Safe deliveries are beyond the reach of women in many parts of the world. In the Nyando district of Nyanza Province in western Kenya, only 35 percent of women deliver at health facilities and the national average of hospital deliveries is just under 50 percent. Without sound medical care and counseling, pregnant women and their babies are at a higher risk of suffering from complications and missing opportunities to prevent mother-to-child transmission of HIV. Nyanza Province has an infant mortality rate of 92 per 1,000 and maternal mortality of 660 per 100,000 live births, the highest such mortality rates in Kenya. It also has an HIV prevalence of 14 percent, the highest in the country.
Many health facilities in the region are not easily accessible or appropriately equipped, and services are often too costly. “I delivered three children at home since the hospital was very far and I could not afford transport,” said Lorine, a mother of four children who comes from Nyalenya village in Nyanza Province. Similar sentiments were echoed by Mary, a 23-year old mother of four. “I live 200 meters from the local health center but since it was not offering maternity services, I delivered three children at home. I could not afford the cost of delivery at the nearest private hospital.”
Despite a busy antenatal care unit with 325 new patients in 2011 alone, the Chemilil Health Center—a small facility in the sugar-growing region of Nyanza Province—lacked space, basic equipment, and trained staff required for providing maternity services. Pregnant women in labor were referred to Muhoroni Sub-District Hospital located approximately 20 kilometers away. Many pregnant women could not afford the fare for public transportation to the hospital and were forced to deliver at home.
Recognizing the critical need to provide pregnant women access to obstetric care, ICAP is committed to improving safe hospital deliveries in the Nyanza health system. In partnership with clinics throughout the region, ICAP has helped to ensure that these health facilities are properly staffed around the clock, equipped with basic obstetric delivery equipment, and are offering services such as training and mentorship for staff and expecting mothers.
At the Chemilil Health Center, ICAP began supporting prevention of mother-to-child transmission of HIV programs and HIV treatment services in 2010, and more recently has supported the provision of basic emergency obstetric and 24-hour delivery maternity services. Prior to adding these delivery services, ICAP collaborated with community leaders, district health management teams, and hospital teams to renovate the Center, creating a new delivery room and a place for night staff to sleep. A pit was also constructed for sanitary disposal of obstetric waste. Necessary obstetric equipment—such as a suction machine, portable electric lighting, and delivery kits—were also provided to the Center.

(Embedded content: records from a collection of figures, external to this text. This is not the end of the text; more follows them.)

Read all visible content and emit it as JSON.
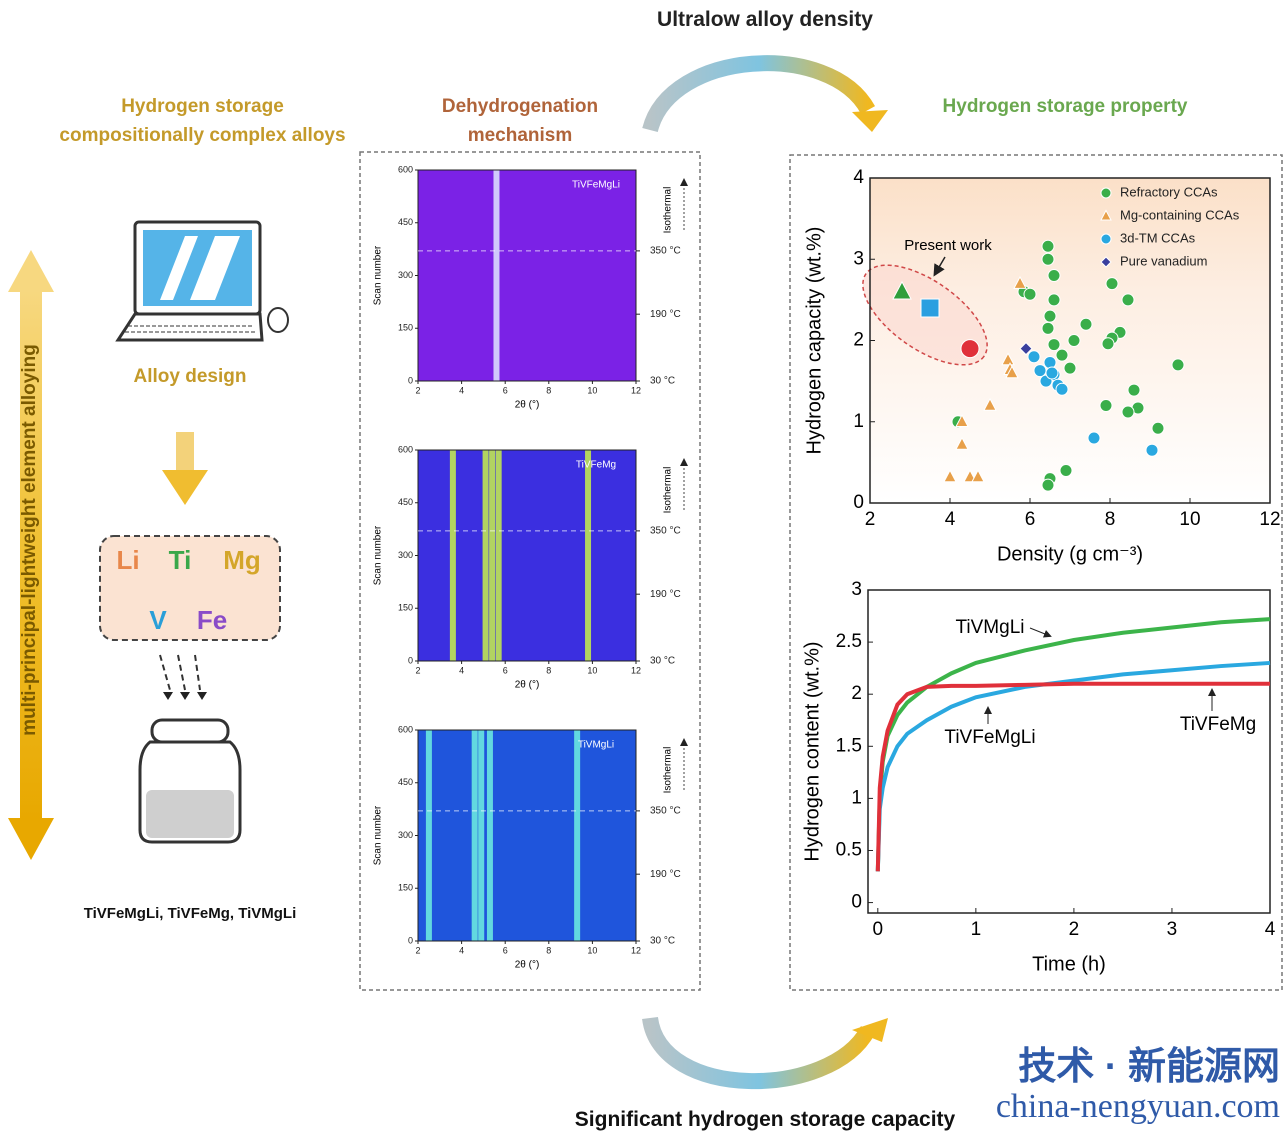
{
  "title_top": "Ultralow alloy density",
  "title_bottom": "Significant hydrogen storage capacity",
  "left": {
    "heading": "Hydrogen storage compositionally complex alloys",
    "step": "Alloy design",
    "elements": [
      {
        "symbol": "Li",
        "color": "#e8874a"
      },
      {
        "symbol": "Ti",
        "color": "#3aa84a"
      },
      {
        "symbol": "Mg",
        "color": "#d4a62a"
      },
      {
        "symbol": "V",
        "color": "#2a9fd8"
      },
      {
        "symbol": "Fe",
        "color": "#8a4bc8"
      }
    ],
    "products": "TiVFeMgLi, TiVFeMg, TiVMgLi",
    "side_label": "multi-principal-lightweight element alloying"
  },
  "middle": {
    "heading": "Dehydrogenation mechanism",
    "heatmaps": [
      {
        "sample": "TiVFeMgLi",
        "xlabel": "2θ (°)",
        "ylabel": "Scan number",
        "stage": "Isothermal",
        "xlim": [
          2,
          12
        ],
        "xticks": [
          2,
          4,
          6,
          8,
          10,
          12
        ],
        "ylim": [
          0,
          600
        ],
        "yticks": [
          0,
          150,
          300,
          450,
          600
        ],
        "y2ticks": [
          {
            "value": 0,
            "label": "30 °C"
          },
          {
            "value": 190,
            "label": "190 °C"
          },
          {
            "value": 370,
            "label": "350 °C"
          }
        ],
        "peaks": [
          5.6
        ],
        "color": "#7b22e6",
        "peak_color": "#dfe6ff"
      },
      {
        "sample": "TiVFeMg",
        "xlabel": "2θ (°)",
        "ylabel": "Scan number",
        "stage": "Isothermal",
        "xlim": [
          2,
          12
        ],
        "xticks": [
          2,
          4,
          6,
          8,
          10,
          12
        ],
        "ylim": [
          0,
          600
        ],
        "yticks": [
          0,
          150,
          300,
          450,
          600
        ],
        "y2ticks": [
          {
            "value": 0,
            "label": "30 °C"
          },
          {
            "value": 190,
            "label": "190 °C"
          },
          {
            "value": 370,
            "label": "350 °C"
          }
        ],
        "peaks": [
          3.6,
          5.1,
          5.4,
          5.7,
          9.8
        ],
        "color": "#3b2fe0",
        "peak_color": "#c8f04a"
      },
      {
        "sample": "TiVMgLi",
        "xlabel": "2θ (°)",
        "ylabel": "Scan number",
        "stage": "Isothermal",
        "xlim": [
          2,
          12
        ],
        "xticks": [
          2,
          4,
          6,
          8,
          10,
          12
        ],
        "ylim": [
          0,
          600
        ],
        "yticks": [
          0,
          150,
          300,
          450,
          600
        ],
        "y2ticks": [
          {
            "value": 0,
            "label": "30 °C"
          },
          {
            "value": 190,
            "label": "190 °C"
          },
          {
            "value": 370,
            "label": "350 °C"
          }
        ],
        "peaks": [
          2.5,
          4.6,
          4.9,
          5.3,
          9.3
        ],
        "color": "#1f55dc",
        "peak_color": "#6ff0e0"
      }
    ]
  },
  "right": {
    "heading": "Hydrogen storage property"
  },
  "chart_data": [
    {
      "type": "scatter",
      "xlabel": "Density (g cm⁻³)",
      "ylabel": "Hydrogen capacity (wt.%)",
      "xlim": [
        2,
        12
      ],
      "xticks": [
        2,
        4,
        6,
        8,
        10,
        12
      ],
      "ylim": [
        0,
        4
      ],
      "yticks": [
        0,
        1,
        2,
        3,
        4
      ],
      "legend": "top-right",
      "series": [
        {
          "name": "Refractory CCAs",
          "color": "#3aae4a",
          "marker": "circle",
          "x": [
            6.45,
            6.45,
            6.6,
            5.85,
            6.0,
            6.6,
            6.5,
            8.05,
            8.45,
            7.4,
            6.45,
            8.25,
            8.05,
            7.95,
            7.1,
            6.6,
            6.8,
            7.0,
            9.7,
            8.6,
            7.9,
            8.7,
            8.45,
            4.2,
            9.2,
            6.9,
            6.5,
            6.45
          ],
          "values": [
            3.16,
            3.0,
            2.8,
            2.6,
            2.57,
            2.5,
            2.3,
            2.7,
            2.5,
            2.2,
            2.15,
            2.1,
            2.03,
            1.96,
            2.0,
            1.95,
            1.82,
            1.66,
            1.7,
            1.39,
            1.2,
            1.17,
            1.12,
            1.0,
            0.92,
            0.4,
            0.3,
            0.22
          ]
        },
        {
          "name": "Mg-containing CCAs",
          "color": "#e8a04a",
          "marker": "triangle",
          "x": [
            5.75,
            5.45,
            5.5,
            5.55,
            5.0,
            4.3,
            4.3,
            4.0,
            4.5,
            4.7
          ],
          "values": [
            2.7,
            1.76,
            1.64,
            1.6,
            1.2,
            1.0,
            0.72,
            0.32,
            0.32,
            0.32
          ]
        },
        {
          "name": "3d-TM CCAs",
          "color": "#2aa8e0",
          "marker": "circle",
          "x": [
            6.25,
            6.5,
            6.6,
            6.4,
            6.7,
            6.8,
            6.55,
            7.6,
            9.05,
            6.1
          ],
          "values": [
            1.63,
            1.73,
            1.58,
            1.5,
            1.45,
            1.4,
            1.6,
            0.8,
            0.65,
            1.8
          ]
        },
        {
          "name": "Pure vanadium",
          "color": "#3a3f9e",
          "marker": "diamond",
          "x": [
            5.9
          ],
          "values": [
            1.9
          ]
        }
      ],
      "annotation": "Present work",
      "present_work": {
        "x": [
          2.8,
          3.5,
          4.5
        ],
        "values": [
          2.6,
          2.4,
          1.9
        ],
        "colors": [
          "#2e9e3c",
          "#2a9fe0",
          "#e0303a"
        ],
        "markers": [
          "triangle",
          "square",
          "circle"
        ]
      }
    },
    {
      "type": "line",
      "xlabel": "Time (h)",
      "ylabel": "Hydrogen content (wt.%)",
      "xlim": [
        -0.1,
        4
      ],
      "xticks": [
        0,
        1,
        2,
        3,
        4
      ],
      "ylim": [
        -0.1,
        3
      ],
      "yticks": [
        0,
        0.5,
        1,
        1.5,
        2,
        2.5,
        3
      ],
      "x": [
        0,
        0.02,
        0.05,
        0.1,
        0.2,
        0.3,
        0.5,
        0.75,
        1,
        1.5,
        2,
        2.5,
        3,
        3.5,
        4
      ],
      "series": [
        {
          "name": "TiVMgLi",
          "color": "#3cb44a",
          "values": [
            0.3,
            1.0,
            1.35,
            1.6,
            1.8,
            1.92,
            2.07,
            2.2,
            2.3,
            2.42,
            2.52,
            2.59,
            2.64,
            2.69,
            2.72
          ]
        },
        {
          "name": "TiVFeMgLi",
          "color": "#2aa8e0",
          "values": [
            0.3,
            0.9,
            1.1,
            1.3,
            1.5,
            1.62,
            1.75,
            1.88,
            1.97,
            2.07,
            2.13,
            2.19,
            2.23,
            2.27,
            2.3
          ]
        },
        {
          "name": "TiVFeMg",
          "color": "#e0303a",
          "values": [
            0.3,
            1.1,
            1.4,
            1.65,
            1.9,
            2.0,
            2.07,
            2.08,
            2.08,
            2.09,
            2.1,
            2.1,
            2.1,
            2.1,
            2.1
          ]
        }
      ]
    }
  ],
  "watermark": {
    "cn": "技术 · 新能源网",
    "url": "china-nengyuan.com"
  }
}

In May 2011, Chemilil Health Center began its 24-hour maternity services and the first woman delivered there that same month. Community dialogue meetings were also held following the launch of the renovated center, providing information to women in the community about the new services and to highlighting the importance of facility-based deliveries. Since then, the number of deliveries has doubled each month and, by the end of February 2012, the facility assisted the delivery of 62 women.
“I am now happy since I am able to get services at Chemilil Health Center that I can afford. They also provided me with a cup of tea and warm water for washing after delivery,” said Lorine.

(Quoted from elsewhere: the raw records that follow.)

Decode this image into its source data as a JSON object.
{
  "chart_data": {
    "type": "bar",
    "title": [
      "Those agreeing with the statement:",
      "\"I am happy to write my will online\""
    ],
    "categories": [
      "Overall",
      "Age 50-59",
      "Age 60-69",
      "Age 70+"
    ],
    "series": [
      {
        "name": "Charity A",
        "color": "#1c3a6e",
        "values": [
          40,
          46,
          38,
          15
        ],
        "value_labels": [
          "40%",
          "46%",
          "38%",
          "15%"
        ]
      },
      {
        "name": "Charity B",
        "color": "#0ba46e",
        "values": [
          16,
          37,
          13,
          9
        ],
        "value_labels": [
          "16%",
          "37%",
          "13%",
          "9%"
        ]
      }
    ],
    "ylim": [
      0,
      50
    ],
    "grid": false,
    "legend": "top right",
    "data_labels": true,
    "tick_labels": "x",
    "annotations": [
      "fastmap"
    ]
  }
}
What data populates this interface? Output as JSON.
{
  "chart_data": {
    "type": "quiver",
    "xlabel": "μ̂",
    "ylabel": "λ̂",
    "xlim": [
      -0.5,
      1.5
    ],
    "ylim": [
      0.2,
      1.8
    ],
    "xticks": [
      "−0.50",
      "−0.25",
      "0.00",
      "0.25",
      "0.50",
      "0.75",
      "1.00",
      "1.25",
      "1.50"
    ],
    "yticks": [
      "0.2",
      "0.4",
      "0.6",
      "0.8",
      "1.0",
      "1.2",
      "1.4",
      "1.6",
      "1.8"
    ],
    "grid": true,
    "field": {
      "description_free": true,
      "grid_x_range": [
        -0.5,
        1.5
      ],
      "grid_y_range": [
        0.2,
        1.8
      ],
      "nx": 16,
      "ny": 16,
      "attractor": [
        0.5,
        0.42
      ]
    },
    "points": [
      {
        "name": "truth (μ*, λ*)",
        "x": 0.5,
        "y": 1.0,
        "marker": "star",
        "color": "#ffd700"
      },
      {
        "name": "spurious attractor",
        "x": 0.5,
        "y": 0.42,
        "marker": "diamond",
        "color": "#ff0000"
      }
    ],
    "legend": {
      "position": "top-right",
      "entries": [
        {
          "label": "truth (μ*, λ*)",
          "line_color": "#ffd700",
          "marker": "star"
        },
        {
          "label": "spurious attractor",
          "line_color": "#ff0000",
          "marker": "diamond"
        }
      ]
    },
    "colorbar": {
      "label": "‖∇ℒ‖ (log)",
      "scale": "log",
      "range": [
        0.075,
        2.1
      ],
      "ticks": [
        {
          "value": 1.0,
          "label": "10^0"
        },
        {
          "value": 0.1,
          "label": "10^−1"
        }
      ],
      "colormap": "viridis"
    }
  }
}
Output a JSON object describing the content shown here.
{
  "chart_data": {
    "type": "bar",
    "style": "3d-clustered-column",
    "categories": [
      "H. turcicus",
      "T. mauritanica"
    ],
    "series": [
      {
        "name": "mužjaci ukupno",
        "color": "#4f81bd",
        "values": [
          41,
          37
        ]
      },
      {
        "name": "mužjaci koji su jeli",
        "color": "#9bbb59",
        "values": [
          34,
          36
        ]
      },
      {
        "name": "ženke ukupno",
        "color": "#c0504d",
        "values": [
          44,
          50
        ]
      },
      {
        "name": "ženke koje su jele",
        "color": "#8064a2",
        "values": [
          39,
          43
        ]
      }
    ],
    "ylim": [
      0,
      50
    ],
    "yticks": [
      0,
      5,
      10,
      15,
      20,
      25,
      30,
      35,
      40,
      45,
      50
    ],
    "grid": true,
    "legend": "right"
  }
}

To date, ICAP in collaboration with the Ministry of Health has renovated 20 maternity units and continues to work towards the goal of reducing maternal and infant mortality in Nyanza.

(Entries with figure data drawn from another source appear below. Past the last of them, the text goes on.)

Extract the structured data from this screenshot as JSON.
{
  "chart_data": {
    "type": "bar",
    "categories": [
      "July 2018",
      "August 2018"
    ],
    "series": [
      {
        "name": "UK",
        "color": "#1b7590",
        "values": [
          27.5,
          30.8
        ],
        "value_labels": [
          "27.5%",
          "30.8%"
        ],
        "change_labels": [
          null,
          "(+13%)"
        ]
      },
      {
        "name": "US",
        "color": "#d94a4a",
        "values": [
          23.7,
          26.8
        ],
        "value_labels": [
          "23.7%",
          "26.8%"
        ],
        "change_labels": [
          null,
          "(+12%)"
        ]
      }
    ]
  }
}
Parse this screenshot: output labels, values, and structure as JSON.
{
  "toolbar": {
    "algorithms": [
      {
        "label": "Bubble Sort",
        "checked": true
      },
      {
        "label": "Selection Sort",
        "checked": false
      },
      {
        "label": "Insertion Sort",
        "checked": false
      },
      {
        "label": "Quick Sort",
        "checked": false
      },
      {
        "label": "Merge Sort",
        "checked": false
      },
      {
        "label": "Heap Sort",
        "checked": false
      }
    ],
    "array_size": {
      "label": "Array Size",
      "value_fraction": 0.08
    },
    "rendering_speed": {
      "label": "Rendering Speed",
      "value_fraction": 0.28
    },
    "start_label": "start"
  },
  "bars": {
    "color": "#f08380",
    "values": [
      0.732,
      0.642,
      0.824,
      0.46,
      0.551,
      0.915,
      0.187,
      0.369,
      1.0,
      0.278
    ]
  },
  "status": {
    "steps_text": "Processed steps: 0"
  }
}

“Safe motherhood will only be achieved when delivery services are decentralized to the primary health care facilities. By renovating, equipping, staffing, and engaging the communities, I have witnessed a tremendous increase in hospital deliveries at ICAP-supported sites in Nyanza Province. This is a sure way of achieving the Millennium Development Goals 4 and 5, which aim to reduce maternal and child mortality,” Dr. Eliud Mwangi, program director in ICAP’s Kenya office.